Alors que le maximum d’élèves dans un autobus est limité à 12, la Fédération des employées et employés de services publics s’insurge du non-respect de la règle par la CSRS.
Alors que le maximum d’élèves dans un autobus est limité à 12, la Fédération des employées et employés de services publics s’insurge du non-respect de la règle par la CSRS.

Trop d'élèves dans les autobus de la CSRS

Alors que le maximum d’enfants dans un autobus scolaire est maintenant de 12, la Fédération des employées et employés de services publics (FEESP-CSN) s’insurge que la Commission scolaire de la Région-de-Sherbrooke propose des trajets aux chauffeurs comportant jusqu’à 20 élèves.

« On voit du 17, 18 et 20 élèves, s’insurge le président du secteur du transport scolaire de la FEESP-CSN Stephen P. Gauley.

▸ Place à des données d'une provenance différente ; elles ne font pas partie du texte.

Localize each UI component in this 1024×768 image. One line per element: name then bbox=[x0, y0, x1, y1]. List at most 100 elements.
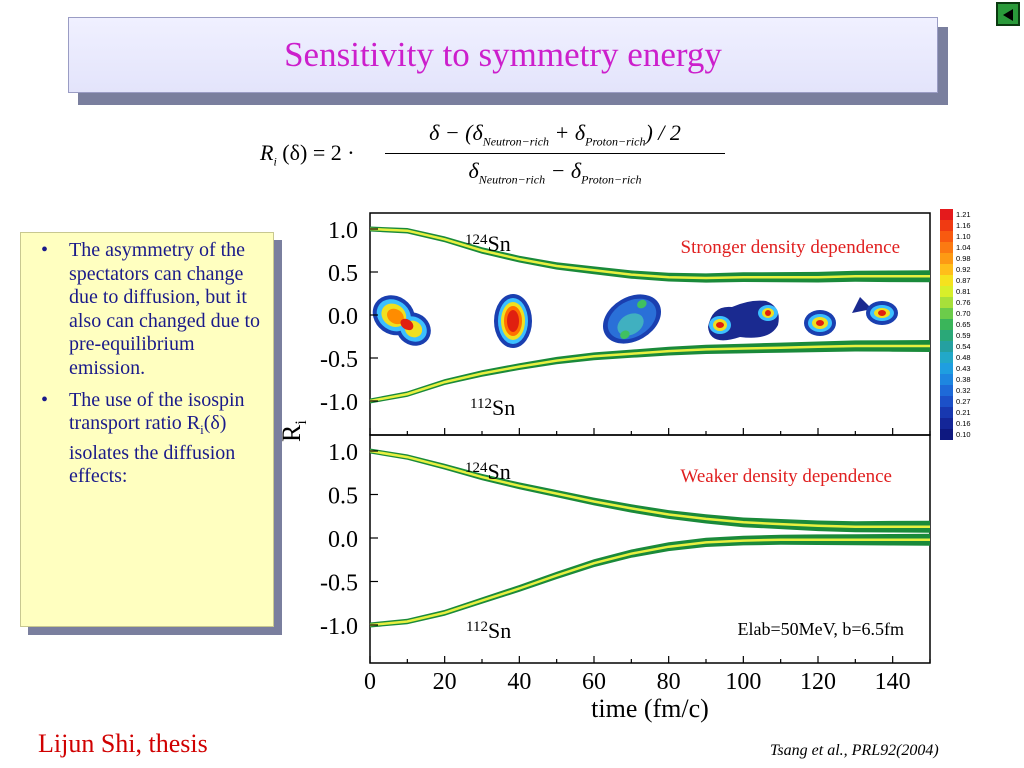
reaction-conditions-label: Elab=50MeV, b=6.5fm bbox=[738, 619, 904, 639]
y-tick-label: 0.5 bbox=[328, 484, 358, 510]
author-credit: Lijun Shi, thesis bbox=[38, 729, 208, 758]
colorbar-swatch bbox=[940, 341, 953, 352]
colorbar-swatch bbox=[940, 220, 953, 231]
y-tick-label: 0.5 bbox=[328, 261, 358, 287]
slide-title: Sensitivity to symmetry energy bbox=[284, 35, 722, 74]
y-tick-label: -0.5 bbox=[320, 571, 358, 597]
colorbar-tick-label: 0.98 bbox=[956, 254, 971, 263]
series-band-1-1 bbox=[370, 533, 930, 628]
colorbar-tick-label: 0.21 bbox=[956, 408, 971, 417]
x-tick-label: 40 bbox=[507, 669, 531, 695]
colorbar-tick-label: 0.10 bbox=[956, 430, 971, 439]
colorbar-swatch bbox=[940, 363, 953, 374]
snapshot-3 bbox=[602, 294, 662, 344]
colorbar-swatch bbox=[940, 308, 953, 319]
colorbar-tick-label: 0.48 bbox=[956, 353, 971, 362]
sn112-label-bottom: 112Sn bbox=[466, 618, 511, 643]
y-tick-label: -0.5 bbox=[320, 347, 358, 373]
colorbar-swatch bbox=[940, 374, 953, 385]
x-tick-label: 20 bbox=[433, 669, 457, 695]
y-tick-label: 1.0 bbox=[328, 218, 358, 244]
formula-fraction: δ − (δNeutron−rich + δProton−rich) / 2 δ… bbox=[385, 120, 725, 188]
colorbar-swatch bbox=[940, 275, 953, 286]
colorbar-tick-label: 0.70 bbox=[956, 309, 971, 318]
colorbar-tick-label: 0.76 bbox=[956, 298, 971, 307]
colorbar-swatch bbox=[940, 286, 953, 297]
colorbar-swatch bbox=[940, 330, 953, 341]
colorbar-swatch bbox=[940, 209, 953, 220]
x-axis-label: time (fm/c) bbox=[591, 694, 709, 723]
colorbar-swatch bbox=[940, 297, 953, 308]
colorbar-tick-label: 0.87 bbox=[956, 276, 971, 285]
colorbar-tick-label: 0.27 bbox=[956, 397, 971, 406]
x-tick-label: 140 bbox=[875, 669, 911, 695]
formula-numerator: δ − (δNeutron−rich + δProton−rich) / 2 bbox=[429, 120, 681, 149]
transport-ratio-formula: Ri (δ) = 2 · δ − (δNeutron−rich + δProto… bbox=[255, 112, 735, 202]
colorbar-swatch bbox=[940, 407, 953, 418]
annotation-top: Stronger density dependence bbox=[681, 237, 900, 258]
x-tick-label: 0 bbox=[364, 669, 376, 695]
colorbar-tick-label: 0.38 bbox=[956, 375, 971, 384]
bottom-panel-frame bbox=[369, 434, 931, 664]
snapshot-1 bbox=[372, 295, 431, 346]
bullet-list: The asymmetry of the spectators can chan… bbox=[31, 239, 265, 489]
colorbar-swatch bbox=[940, 418, 953, 429]
back-nav-icon[interactable] bbox=[996, 2, 1020, 26]
formula-denominator: δNeutron−rich − δProton−rich bbox=[468, 158, 642, 187]
series-layer bbox=[369, 226, 930, 628]
y-tick-label: 0.0 bbox=[328, 527, 358, 553]
colorbar-tick-label: 0.59 bbox=[956, 331, 971, 340]
colorbar-swatch bbox=[940, 264, 953, 275]
sn124-label-top: 124Sn bbox=[465, 231, 511, 256]
fraction-bar bbox=[385, 153, 725, 155]
density-snapshots bbox=[372, 294, 898, 351]
snapshot-2 bbox=[494, 294, 532, 348]
colorbar-tick-label: 1.10 bbox=[956, 232, 971, 241]
colorbar-swatch bbox=[940, 253, 953, 264]
colorbar-swatch bbox=[940, 429, 953, 440]
snapshot-5 bbox=[804, 297, 898, 351]
y-tick-label: 1.0 bbox=[328, 440, 358, 466]
sn124-label-bottom: 124Sn bbox=[465, 459, 511, 484]
y-tick-label: 0.0 bbox=[328, 304, 358, 330]
series-line-0-0 bbox=[369, 227, 930, 280]
snapshot-4 bbox=[708, 300, 779, 341]
x-tick-label: 80 bbox=[657, 669, 681, 695]
series-line-0-1 bbox=[369, 344, 930, 403]
series-band-1-0 bbox=[370, 448, 930, 533]
annotation-bottom: Weaker density dependence bbox=[680, 466, 892, 487]
y-tick-label: -1.0 bbox=[320, 390, 358, 416]
colorbar: 1.21 1.16 1.10 1.04 0.98 0.92 0.87 0.81 0.76 0.70… bbox=[940, 209, 971, 440]
series-band-0-1 bbox=[370, 340, 930, 404]
colorbar-tick-label: 0.81 bbox=[956, 287, 971, 296]
colorbar-swatch bbox=[940, 396, 953, 407]
x-tick-label: 120 bbox=[800, 669, 836, 695]
colorbar-tick-label: 0.32 bbox=[956, 386, 971, 395]
colorbar-tick-label: 0.54 bbox=[956, 342, 971, 351]
bullet-box: The asymmetry of the spectators can chan… bbox=[20, 232, 274, 627]
x-tick-label: 60 bbox=[582, 669, 606, 695]
title-box: Sensitivity to symmetry energy bbox=[68, 17, 938, 93]
colorbar-swatch bbox=[940, 385, 953, 396]
colorbar-tick-label: 0.65 bbox=[956, 320, 971, 329]
colorbar-tick-label: 1.04 bbox=[956, 243, 971, 252]
colorbar-tick-label: 0.43 bbox=[956, 364, 971, 373]
colorbar-swatch bbox=[940, 242, 953, 253]
colorbar-swatch bbox=[940, 231, 953, 242]
isospin-ratio-figure: 1.21 1.16 1.10 1.04 0.98 0.92 0.87 0.81 0.76 0.70… bbox=[280, 209, 971, 723]
colorbar-tick-label: 0.92 bbox=[956, 265, 971, 274]
colorbar-tick-label: 1.16 bbox=[956, 221, 971, 230]
bullet-item: The use of the isospin transport ratio R… bbox=[41, 389, 265, 489]
series-line-1-0 bbox=[369, 449, 930, 528]
colorbar-swatch bbox=[940, 352, 953, 363]
colorbar-tick-label: 1.21 bbox=[956, 210, 971, 219]
formula-lhs: Ri (δ) = 2 · bbox=[260, 140, 355, 169]
axis-layer: 1.0 0.5 0.0 -0.5 -1.0 1.0 0.5 0.0 -0.5 -1.0 0 20 40 6… bbox=[320, 218, 931, 695]
sn112-label-top: 112Sn bbox=[470, 395, 515, 420]
y-axis-label: Ri bbox=[280, 420, 310, 442]
colorbar-swatch bbox=[940, 319, 953, 330]
series-line-1-1 bbox=[369, 538, 930, 627]
x-tick-label: 100 bbox=[725, 669, 761, 695]
citation: Tsang et al., PRL92(2004) bbox=[770, 742, 939, 759]
colorbar-tick-label: 0.16 bbox=[956, 419, 971, 428]
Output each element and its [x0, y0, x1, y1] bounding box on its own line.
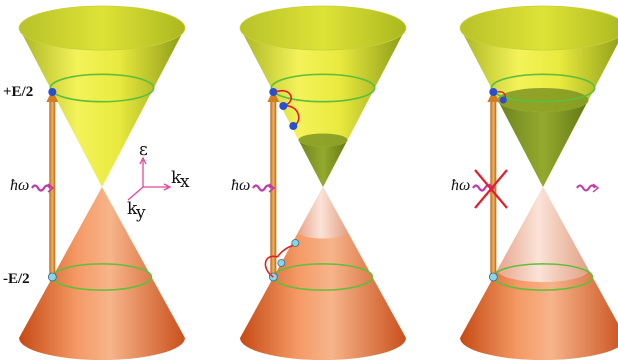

La CSRS a remis aux transporteurs des circuits avec plus de 12 élèves dans l’autobus. Ces circuits ont été remis aux chauffeurs. On se retrouve avec plus d’élèves qu’il est censé en avoir. » 

Selon M. Gauley, la CSRS a décidé de ne pas suivre la règle. « On trouve ça malheureux. Il y a tellement d’efforts faits dans les classes, où le maximum est de 15 élèves. Une classe peut être jusqu’à trois fois la superficie d’un autobus scolaire. Et on va mettre plus d’enfants dans l’autobus que dans la classe », décrit-il, visiblement choqué de la situation. 

M. Gauley dit avoir contacté la CSRS. « Ça tombe dans l’oreille d’un sourd. Les transporteurs ne peuvent rien faire, ils reçoivent les ordres de la commission scolaire [...] Ils ne s’opposeront pas aux démarches que nous faisons », dit-il, mentionnant que selon ce qu’il sait, les autres commissions scolaires de la région respectent la limite de 12. 

« La CSRS a fait ses petites affaires elle-même. Aujourd’hui, on a le résultat », déplore-t-il, ajoutant que des plaintes seront déposées.

« On n’a pas l’intention de laisser ça mort. [...] En même temps, ça va éclaircir la situation. »

Frères et sœurs

Dans une communication destinée à La Tribune, la CSRS explique que « dans les cas où il y a dépassement dans un autobus scolaire (plus de 12 personnes), c’est parce qu’il s’agit d’une fratrie. Dans ce cas, ils peuvent s’asseoir trois par banc ».

« Il reste effectivement un cas problématique pour le transport du soir que nous allons régler demain matin, poursuit-elle. Donc, tout devrait être conforme pour demain soir dans ce cas précis. Bien sûr, tout ne sera pas parfait. Il restera encore des ajustements à faire. Nous procéderons à la validation de tous les circuits pour nous assurer que tout sera conforme au final. »

Dans un document gouvernemental, on peut effectivement lire que « la limite d’un enfant par banc devra être respectée, et un banc sur deux doit être libre. Les enfants de la même fratrie peuvent s’asseoir sur le même banc, dans la mesure où les règles de distanciation physique avec les autres enfants sont respectées ».

Cependant, selon M. Gauley, si trois enfants de la même fratrie se retrouvent sur le même siège, le problème demeure le même. « Faites le diagramme d’un autobus scolaire. Calculez les deux mètres. Vous allez voir que vous allez condamner les cinq bancs autour de la fratrie. Donc de monter ça jusqu’à 20 élèves, c’est impossible. Même si tu assis les enfants d’une même famille ensemble, tu tombes quand même à 12 », résume pour sa part M. Gauley.